小黑雾心思回笼,在转着圈儿地跟紧苏坎尔的同时,稍有些可惜那白衣白发上的脏污。
但苏坎尔显然不在意。等第二双草鞋也编完穿到右脚上,他凭空生出一簇火苗,将剩下的灯芯草握在手里点燃烧透,等烧得只剩残渣了再将灰撒在岸边。
而后它的灵魂从这具不似常人的躯壳中游出,与躯壳并肩而立。灵魂状态的它是同样的身量与服饰,白发白衣白绸缎都别无二致。若说区别,便是这灵魂洁净异常,没有脏污没有划痕,也没有穿新编的草鞋。就像先前刚从棺材里出来时般纤尘不染。甚至比躯体更轻盈透明,恍若幽灵。

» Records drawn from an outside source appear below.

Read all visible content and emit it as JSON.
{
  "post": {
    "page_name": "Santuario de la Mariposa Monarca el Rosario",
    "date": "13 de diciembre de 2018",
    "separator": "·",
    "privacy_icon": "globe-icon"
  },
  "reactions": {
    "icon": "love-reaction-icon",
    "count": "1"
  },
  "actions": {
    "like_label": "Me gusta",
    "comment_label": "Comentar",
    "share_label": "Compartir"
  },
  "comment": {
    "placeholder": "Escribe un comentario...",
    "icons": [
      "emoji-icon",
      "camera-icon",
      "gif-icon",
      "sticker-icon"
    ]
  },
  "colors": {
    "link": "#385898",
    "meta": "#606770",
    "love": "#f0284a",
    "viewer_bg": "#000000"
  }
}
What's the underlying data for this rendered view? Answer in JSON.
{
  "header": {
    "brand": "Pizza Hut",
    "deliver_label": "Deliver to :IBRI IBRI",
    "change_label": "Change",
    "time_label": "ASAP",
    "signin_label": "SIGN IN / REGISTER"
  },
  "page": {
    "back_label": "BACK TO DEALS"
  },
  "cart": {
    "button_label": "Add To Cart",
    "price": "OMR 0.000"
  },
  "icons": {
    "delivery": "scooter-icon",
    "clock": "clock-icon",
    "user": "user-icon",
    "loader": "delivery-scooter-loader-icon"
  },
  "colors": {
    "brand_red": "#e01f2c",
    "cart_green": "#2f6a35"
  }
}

轻飘飘的它拽着躯壳一甩,不知是甩到了什么特殊的空间,躯壳消失无踪。
“进来,我们加快速度。”
既然黑雾传达了跟随它的意愿,又不曾对它的安排作出评判劝说或反抗。那去哪里做什么是快是慢是急是缓,都由它说了算。
等小黑雾再次融近它的心口,它朝着探查出一丝微弱欲望气息的地方疾驰飞去。目标是--一所小学。